Here are some examples of the way in which Bodymind thinking works in practice:

• The body can ‘read’ other people and simulate an emotion that person is having so that you or I can empathize with them. In that way a mother can quickly tell what mood her child is in. This is also the basis for the human quality of compassion for others, even animals. Our intuitions about other people work in a similar way. Using sensory information, the brain picks up signals from the other person’s body language and – using a process that works in less than a tenth of a second – pattern-matches those signals against information stored from past experiences. That is why we can have a gut feeling that someone is not trustworthy within two minutes of meeting her without knowing why. The body is using coded signals to alert us to a potential problem.

• In collaboration with the thinking centers the brain can decide what is important or not important. If something is important to us we might get an adrenalin rush. If it is not we will feel nothing at all. Research into people with damage to the frontal areas of the brain (which decode emotion) show that they are unable to make decisions because they don’t have a good or bad feeling that tells them the right decision to make. Knowing what is important also helps Bodymind conserve energy. We can go without sleep if we are trying to achieve something really important. Conversely, if there is little for us to do, Bodymind can send us to sleep early. Or it could turn on the emotion of boredom to signal that it’s time to do something more interesting.

• The body can strengthen a relationship by releasing hormones – such as oxytocin – connected to love. Sometimes this is automatic, as when a a child is born. Sometimes it comes with time as we learn more about the other person. The emotions of love are, as almost all of us know, powerful and sometimes overwhelming.

• The brain uses sleep time to organize memories from the day just gone. It stores what is important and deletes the rest. It also creates dreaming states in order to work through the emotions that come with different experiences. This is one reason why insomniacs have poor concentration – they are overloaded with undigested experiences.

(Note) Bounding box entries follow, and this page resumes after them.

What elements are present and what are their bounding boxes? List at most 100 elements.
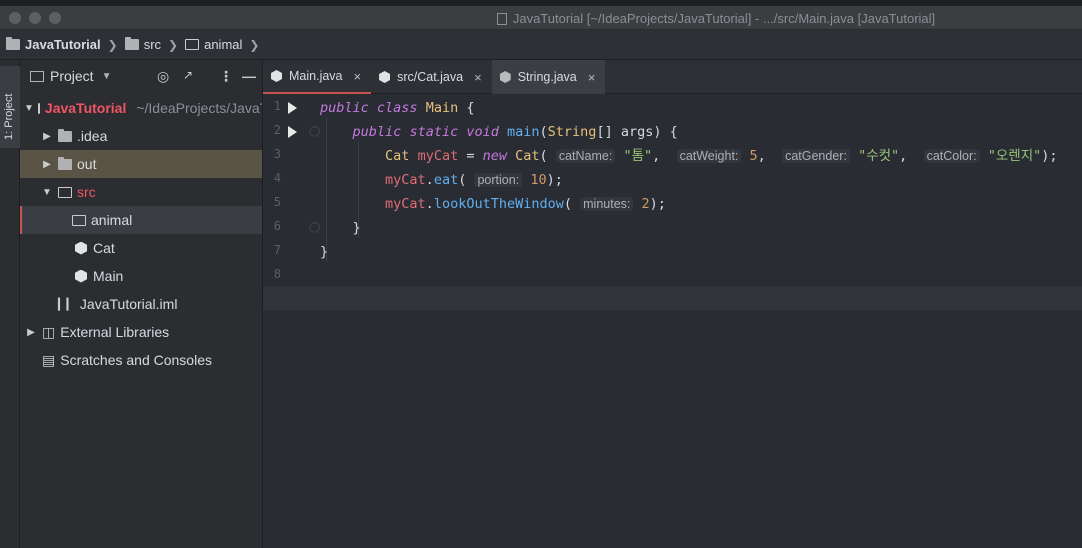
chevron-right-icon: ❯ xyxy=(168,37,179,52)
tree-item-label: Cat xyxy=(93,240,115,256)
project-tool-tab[interactable]: 1: Project xyxy=(0,66,20,148)
tree-item-label: src xyxy=(77,184,96,200)
tree-item-label: out xyxy=(77,156,97,172)
line-number: 8 xyxy=(273,267,281,281)
tab-label: String.java xyxy=(517,70,577,84)
tree-item-animal[interactable]: animal xyxy=(20,206,262,234)
line-number: 1 xyxy=(273,99,281,113)
code-line-7: } xyxy=(320,244,329,260)
project-tool-label: 1: Project xyxy=(3,93,15,140)
tree-item-src[interactable]: ▼ src xyxy=(20,178,262,206)
run-main-icon[interactable] xyxy=(288,126,297,138)
line-number: 2 xyxy=(273,123,281,137)
param-hint: catWeight: xyxy=(676,149,742,163)
code-line-2: public static void main(String[] args) { xyxy=(352,124,678,140)
breadcrumb-project-label: JavaTutorial xyxy=(25,37,101,52)
param-hint: catGender: xyxy=(782,149,850,163)
chevron-right-icon: ❯ xyxy=(249,37,260,52)
breadcrumb-package[interactable]: animal xyxy=(185,37,242,52)
java-class-icon xyxy=(75,241,87,255)
java-class-icon xyxy=(75,269,87,283)
code-line-5: myCat.lookOutTheWindow( minutes: 2); xyxy=(385,196,666,212)
project-panel: Project ▼ ◎ ↗ ⋮ — ▼ JavaTutorial ~/IdeaP… xyxy=(20,60,263,548)
code-line-6: } xyxy=(352,220,361,236)
title-bar: JavaTutorial [~/IdeaProjects/JavaTutoria… xyxy=(0,6,1082,30)
tree-item-cat[interactable]: Cat xyxy=(20,234,262,262)
source-folder-icon xyxy=(124,37,139,50)
collapse-all-icon[interactable]: ↗ xyxy=(183,68,193,82)
tree-item-scratches[interactable]: ▤ Scratches and Consoles xyxy=(20,346,262,374)
editor-gutter: 1 2 3 4 5 6 7 8 9 ◯ ◯ xyxy=(263,94,320,548)
tree-item-label: JavaTutorial.iml xyxy=(79,296,178,312)
project-panel-header: Project ▼ ◎ ↗ ⋮ — xyxy=(20,60,262,92)
more-options-icon[interactable]: ⋮ xyxy=(219,68,233,85)
line-number: 4 xyxy=(273,171,281,185)
line-number: 3 xyxy=(273,147,281,161)
close-icon[interactable]: × xyxy=(588,70,596,85)
tree-item-out[interactable]: ▶ out xyxy=(20,150,262,178)
code-line-1: public class Main { xyxy=(320,100,475,116)
chevron-right-icon[interactable]: ▶ xyxy=(40,131,54,142)
tree-item-main[interactable]: Main xyxy=(20,262,262,290)
locked-class-icon xyxy=(499,71,511,83)
project-view-icon xyxy=(30,70,44,82)
tab-cat-java[interactable]: src/Cat.java × xyxy=(371,60,492,94)
chevron-down-icon[interactable]: ▼ xyxy=(24,103,34,114)
code-line-3: Cat myCat = new Cat( catName: "톰", catWe… xyxy=(385,148,1058,164)
window-title-text: JavaTutorial [~/IdeaProjects/JavaTutoria… xyxy=(512,11,936,26)
iml-file-icon: ▎▎ xyxy=(58,298,75,311)
module-folder-icon xyxy=(37,102,40,114)
tab-label: Main.java xyxy=(289,69,343,83)
tool-window-strip: 1: Project xyxy=(0,60,20,548)
java-class-icon xyxy=(271,70,282,82)
breadcrumb-src[interactable]: src xyxy=(124,37,162,52)
locate-file-icon[interactable]: ◎ xyxy=(157,68,169,85)
tree-item-label: animal xyxy=(91,212,133,228)
tab-main-java[interactable]: Main.java × xyxy=(263,60,372,94)
window-title: JavaTutorial [~/IdeaProjects/JavaTutoria… xyxy=(0,11,1082,26)
chevron-right-icon[interactable]: ▶ xyxy=(24,327,38,338)
chevron-right-icon[interactable]: ▶ xyxy=(40,159,54,170)
breadcrumb-src-label: src xyxy=(143,37,162,52)
breadcrumb-project[interactable]: JavaTutorial xyxy=(6,37,101,52)
project-view-selector[interactable]: Project xyxy=(50,68,94,84)
code-line-4: myCat.eat( portion: 10); xyxy=(385,172,563,188)
tree-item-root[interactable]: ▼ JavaTutorial ~/IdeaProjects/JavaTutori… xyxy=(20,94,263,122)
tab-label: src/Cat.java xyxy=(397,70,464,84)
chevron-right-icon: ❯ xyxy=(107,37,118,52)
package-icon xyxy=(185,39,200,50)
close-icon[interactable]: × xyxy=(474,70,482,85)
scratches-icon: ▤ xyxy=(42,351,56,368)
tree-item-iml[interactable]: ▎▎ JavaTutorial.iml xyxy=(20,290,262,318)
tree-item-label: Scratches and Consoles xyxy=(60,352,212,368)
folder-icon xyxy=(58,156,72,170)
param-hint: catName: xyxy=(555,149,616,163)
folder-icon xyxy=(58,128,72,142)
chevron-down-icon[interactable]: ▼ xyxy=(40,187,54,198)
run-class-icon[interactable] xyxy=(288,102,297,114)
library-icon: ◫ xyxy=(42,323,56,340)
tab-string-java[interactable]: String.java × xyxy=(491,60,606,94)
editor: Main.java × src/Cat.java × String.java ×… xyxy=(263,60,1082,548)
editor-tabs: Main.java × src/Cat.java × String.java × xyxy=(263,60,1082,94)
breadcrumb-package-label: animal xyxy=(204,37,243,52)
java-class-icon xyxy=(379,71,391,83)
current-line-highlight xyxy=(263,286,1082,310)
tree-root-label: JavaTutorial xyxy=(44,100,127,116)
param-hint: portion: xyxy=(474,173,523,187)
tree-item-external-libraries[interactable]: ▶ ◫ External Libraries xyxy=(20,318,262,346)
source-folder-icon xyxy=(58,186,72,198)
tree-item-idea[interactable]: ▶ .idea xyxy=(20,122,262,150)
tree-item-label: Main xyxy=(93,268,124,284)
close-icon[interactable]: × xyxy=(354,69,362,84)
tree-item-label: External Libraries xyxy=(60,324,170,340)
breadcrumb: JavaTutorial ❯ src ❯ animal ❯ xyxy=(0,30,1082,60)
hide-panel-icon[interactable]: — xyxy=(242,68,256,84)
code-area[interactable]: public class Main { public static void m… xyxy=(263,94,1082,548)
param-hint: catColor: xyxy=(923,149,980,163)
line-number: 5 xyxy=(273,195,281,209)
chevron-down-icon[interactable]: ▼ xyxy=(102,71,112,82)
line-number: 6 xyxy=(273,219,281,233)
tree-item-label: .idea xyxy=(77,128,108,144)
tree-root-path: ~/IdeaProjects/JavaTutorial xyxy=(136,100,263,116)
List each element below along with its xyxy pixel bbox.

• Bodymind grounds us to life. It does this firstly through our moods. At any given moment the body is monitoring where we are, who we are with and what we are doing, and providing us with a running commentary on our relationship with the environment. Moods aren’t emotions but they are feeling states which work closely with our thoughts. The most well-known mood is the depressed state, which goes with discouragement and sadness. But others include exhilaration, calm, determination, discontent and the feeling of being ‘under pressure’. Most often, moods are hardly noticeable and form a kind of background hum which is constantly shifting as we go through the flow of the day.

Bodymind uses symptoms of various kinds to warn, guide and protect us from harm. This point is more clearly explained by Reverse Therapy.

• Another way the body grounds us to life is through the sense of awe: we are connected to nature, to the divine, and to life itself by the unspeakable sense that we are serving a purpose higher than ourselves. In that way Bodymind intelligently motivates us to make the best we can of our abilities and to serve others. It fosters your Personal Genius.